Warum wird Führung unattraktiv?
Experten wie Alexander Kritikos vom Deutschen Institut für Wirtschaftsforschung, schreibt Gutensohn, führen mehrere Gründe an, warum Führung heute immer häufiger abgelehnt wird:
- Eingeschränkte Gestaltungsmöglichkeiten
Viele Führungskräfte haben kaum echte Freiheit, Dinge zu bewegen. Stattdessen sind sie oft in Bürokratie, Kontrolle und Mikromanagement gefangen. - Stress und Überstunden
Führungsrollen bringen häufig eine ungesunde Arbeitsbelastung mit sich, die Beruf und Privatleben schwer vereinbar macht. - Weniger Anreize
Gut ausgebildete Fachkräfte können auch ohne Führungsverantwortung gutes Geld verdienen und Einfluss ausüben.
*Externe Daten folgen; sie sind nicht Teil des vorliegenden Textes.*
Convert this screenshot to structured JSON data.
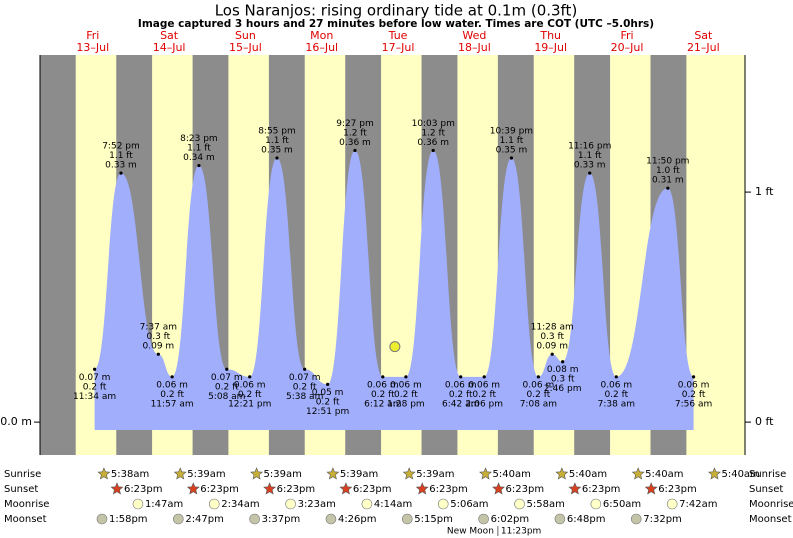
{
  "chart_data": {
    "type": "area",
    "title": "Los Naranjos: rising  ordinary tide at 0.1m (0.3ft)",
    "subtitle": "Image captured 3 hours and 27 minutes before low water. Times are COT (UTC –5.0hrs)",
    "days": [
      "Fri",
      "Sat",
      "Sun",
      "Mon",
      "Tue",
      "Wed",
      "Thu",
      "Fri",
      "Sat"
    ],
    "dates": [
      "13–Jul",
      "14–Jul",
      "15–Jul",
      "16–Jul",
      "17–Jul",
      "18–Jul",
      "19–Jul",
      "20–Jul",
      "21–Jul"
    ],
    "x": [
      11.57,
      19.87,
      31.62,
      35.95,
      44.38,
      53.13,
      60.35,
      68.92,
      77.63,
      84.85,
      93.45,
      102.2,
      109.47,
      118.05,
      126.7,
      134.1,
      142.65,
      151.13,
      155.47,
      158.77,
      167.27,
      175.63,
      191.83,
      199.93
    ],
    "times": [
      "11:34 am",
      "7:52 pm",
      "7:37 am",
      "11:57 am",
      "8:23 pm",
      "5:08 am",
      "12:21 pm",
      "8:55 pm",
      "5:38 am",
      "12:51 pm",
      "9:27 pm",
      "6:12 am",
      "1:28 pm",
      "10:03 pm",
      "6:42 am",
      "2:06 pm",
      "10:39 pm",
      "7:08 am",
      "11:28 am",
      "2:46 pm",
      "11:16 pm",
      "7:38 am",
      "11:50 pm",
      "7:56 am"
    ],
    "values": [
      0.07,
      0.33,
      0.09,
      0.06,
      0.34,
      0.07,
      0.06,
      0.35,
      0.07,
      0.05,
      0.36,
      0.06,
      0.06,
      0.36,
      0.06,
      0.06,
      0.35,
      0.06,
      0.09,
      0.08,
      0.33,
      0.06,
      0.31,
      0.06
    ],
    "value_labels": [
      "0.07 m",
      "0.33 m",
      "0.09 m",
      "0.06 m",
      "0.34 m",
      "0.07 m",
      "0.06 m",
      "0.35 m",
      "0.07 m",
      "0.05 m",
      "0.36 m",
      "0.06 m",
      "0.06 m",
      "0.36 m",
      "0.06 m",
      "0.06 m",
      "0.35 m",
      "0.06 m",
      "0.09 m",
      "0.08 m",
      "0.33 m",
      "0.06 m",
      "0.31 m",
      "0.06 m"
    ],
    "ft_labels": [
      "0.2 ft",
      "1.1 ft",
      "0.3 ft",
      "0.2 ft",
      "1.1 ft",
      "0.2 ft",
      "0.2 ft",
      "1.1 ft",
      "0.2 ft",
      "0.2 ft",
      "1.2 ft",
      "0.2 ft",
      "0.2 ft",
      "1.2 ft",
      "0.2 ft",
      "0.2 ft",
      "1.1 ft",
      "0.2 ft",
      "0.3 ft",
      "0.3 ft",
      "1.1 ft",
      "0.2 ft",
      "1.0 ft",
      "0.2 ft"
    ],
    "color": "#a0aefc",
    "xlim": [
      -5.6,
      216.1
    ],
    "ylim": [
      -0.0436,
      0.4865
    ],
    "yticks": [
      {
        "value": 0,
        "label": "0.0 m"
      }
    ],
    "y2lim": [
      -0.143,
      1.596
    ],
    "y2ticks": [
      {
        "value": 0,
        "label": "0 ft"
      },
      {
        "value": 1,
        "label": "1 ft"
      }
    ],
    "current": {
      "x": 106.0,
      "value": 0.1
    }
  },
  "almanac": {
    "rows": [
      {
        "label": "Sunrise",
        "times": [
          "5:38am",
          "5:39am",
          "5:39am",
          "5:39am",
          "5:39am",
          "5:40am",
          "5:40am",
          "5:40am",
          "5:40am"
        ]
      },
      {
        "label": "Sunset",
        "times": [
          "6:23pm",
          "6:23pm",
          "6:23pm",
          "6:23pm",
          "6:23pm",
          "6:23pm",
          "6:23pm",
          "6:23pm",
          null
        ]
      },
      {
        "label": "Moonrise",
        "times": [
          null,
          "1:47am",
          "2:34am",
          "3:23am",
          "4:14am",
          "5:06am",
          "5:58am",
          "6:50am",
          "7:42am"
        ]
      },
      {
        "label": "Moonset",
        "times": [
          "1:58pm",
          "2:47pm",
          "3:37pm",
          "4:26pm",
          "5:15pm",
          "6:02pm",
          "6:48pm",
          "7:32pm",
          null
        ]
      }
    ],
    "new_moon": {
      "label": "New Moon",
      "time": "11:23pm"
    }
  }
}
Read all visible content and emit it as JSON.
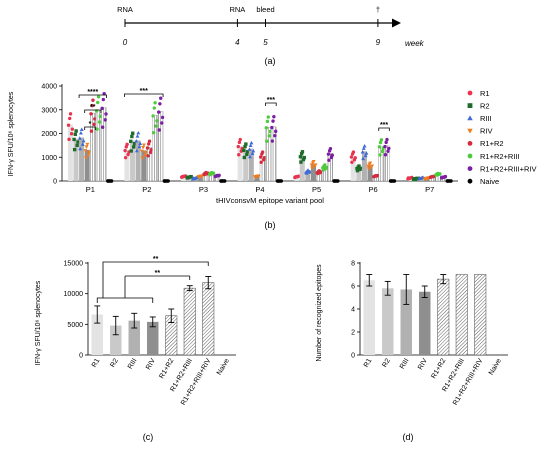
{
  "timeline": {
    "events": [
      {
        "week": 0,
        "label": "RNA",
        "tick": "0"
      },
      {
        "week": 4,
        "label": "RNA",
        "tick": "4"
      },
      {
        "week": 5,
        "label": "bleed",
        "tick": "5"
      },
      {
        "week": 9,
        "label": "†",
        "tick": "9"
      }
    ],
    "axis_label": "week",
    "panel_label": "(a)"
  },
  "chart_data": [
    {
      "panel": "(b)",
      "type": "bar",
      "xlabel": "tHIVconsvM epitope variant pool",
      "ylabel": "IFN-γ SFU/10⁶ splenocytes",
      "ylim": [
        0,
        4000
      ],
      "yticks": [
        "0",
        "1000",
        "2000",
        "3000",
        "4000"
      ],
      "categories": [
        "P1",
        "P2",
        "P3",
        "P4",
        "P5",
        "P6",
        "P7"
      ],
      "legend_position": "right",
      "series": [
        {
          "name": "R1",
          "color": "#e8344e",
          "marker": "circle",
          "values": [
            2380,
            1310,
            190,
            1480,
            180,
            1040,
            120
          ]
        },
        {
          "name": "R2",
          "color": "#1f6b2a",
          "marker": "square",
          "values": [
            1780,
            1700,
            160,
            1320,
            1050,
            550,
            80
          ]
        },
        {
          "name": "RIII",
          "color": "#3f6ad8",
          "marker": "triangle-up",
          "values": [
            1830,
            1710,
            110,
            1360,
            400,
            1250,
            120
          ]
        },
        {
          "name": "RIV",
          "color": "#f07c1e",
          "marker": "triangle-down",
          "values": [
            1310,
            1290,
            200,
            200,
            710,
            660,
            110
          ]
        },
        {
          "name": "R1+R2",
          "color": "#d62a3e",
          "marker": "circle",
          "values": [
            2860,
            1420,
            320,
            1040,
            380,
            210,
            180
          ]
        },
        {
          "name": "R1+R2+RIII",
          "color": "#4ecb3c",
          "marker": "circle",
          "values": [
            2980,
            2770,
            320,
            2270,
            590,
            1470,
            290
          ]
        },
        {
          "name": "R1+R2+RIII+RIV",
          "color": "#7b1fa2",
          "marker": "circle",
          "values": [
            3090,
            2930,
            220,
            2280,
            1160,
            1480,
            160
          ]
        },
        {
          "name": "Naive",
          "color": "#000000",
          "marker": "circle",
          "values": [
            0,
            0,
            0,
            0,
            0,
            0,
            0
          ]
        }
      ],
      "significance": [
        {
          "category": "P1",
          "label": "*"
        },
        {
          "category": "P1",
          "label": "**"
        },
        {
          "category": "P1",
          "label": "****"
        },
        {
          "category": "P2",
          "label": "***"
        },
        {
          "category": "P4",
          "label": "***"
        },
        {
          "category": "P6",
          "label": "***"
        }
      ]
    },
    {
      "panel": "(c)",
      "type": "bar",
      "ylabel": "IFN-γ SFU/10⁶ splenocytes",
      "ylim": [
        0,
        15000
      ],
      "yticks": [
        "0",
        "5000",
        "10000",
        "15000"
      ],
      "categories": [
        "R1",
        "R2",
        "RIII",
        "RIV",
        "R1+R2",
        "R1+R2+RIII",
        "R1+R2+RIII+RIV",
        "Naive"
      ],
      "values": [
        6600,
        4800,
        5600,
        5400,
        6400,
        10900,
        11800,
        0
      ],
      "errors": [
        1400,
        1500,
        1200,
        800,
        1100,
        400,
        1000,
        0
      ],
      "significance": [
        {
          "label": "**"
        },
        {
          "label": "**"
        }
      ]
    },
    {
      "panel": "(d)",
      "type": "bar",
      "ylabel": "Number of  recognized epitopes",
      "ylim": [
        0,
        8
      ],
      "yticks": [
        "0",
        "2",
        "4",
        "6",
        "8"
      ],
      "categories": [
        "R1",
        "R2",
        "RIII",
        "RIV",
        "R1+R2",
        "R1+R2+RIII",
        "R1+R2+RIII+RIV",
        "Naive"
      ],
      "values": [
        6.5,
        5.8,
        5.7,
        5.5,
        6.6,
        7.0,
        7.0,
        0
      ],
      "errors": [
        0.5,
        0.6,
        1.3,
        0.5,
        0.4,
        0,
        0,
        0
      ]
    }
  ],
  "panel_labels": {
    "b": "(b)",
    "c": "(c)",
    "d": "(d)"
  }
}
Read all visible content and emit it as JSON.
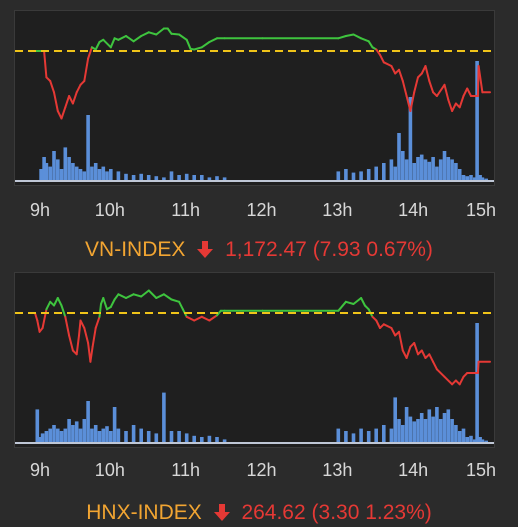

Der zusätzliche Aufwand einer Leitungsposition steht oft nicht im Verhältnis zur Belohnung. - Gestiegene Ansprüche
Führungskräfte sind in einer „Sandwichposition“: Sie müssen sowohl die Erwartungen des Managements erfüllen als auch die wachsenden Bedürfnisse ihrer Teams managen. Gleichzeitig nehmen Konflikte und schwierige Mitarbeitende mehr Raum ein als früher.
Wie Unternehmen gegensteuern können
Damit Führungsaufgaben wieder attraktiver werden, müssen Unternehmen ihre Strukturen und Erwartungen überdenken. Kritikos schlägt folgende Maßnahmen vor:
- Mehr Gestaltungsspielraum
Führungskräfte brauchen echte Möglichkeiten, etwas zu bewirken – und dürfen nicht nur als Ausführende von Vorgaben agieren. - Zeit für Familie
Flexible Modelle sind entscheidend, um Führung mit einem erfüllten Privatleben zu vereinbaren. Führung darf nicht automatisch Dauerstress und Überstunden bedeuten. - Angemessene Vergütung
Gerade in der mittleren Führungsebene müssen zusätzliche Aufgaben auch finanziell spürbar honoriert werden, damit der Mehraufwand gerechtfertigt ist. - Moderner Führungsstil
Verantwortung abgeben, Fehler zulassen und eine Kultur der Wertschätzung fördern: Dies sind zentrale Aspekte, um Führung an die heutigen Anforderungen anzupassen.
Führung als Frage der Kultur
„Kultur schlägt Strategie“, sagte schon Peter Drucker – und das gilt besonders für Führung. Eine moderne Führungskultur zeichnet sich durch Wertschätzung, realistische Erwartungen und zeitgemäße Gestaltungsspielräume aus. Nur so wird es gelingen, dass mehr Menschen bereit sind, Führungsverantwortung zu übernehmen.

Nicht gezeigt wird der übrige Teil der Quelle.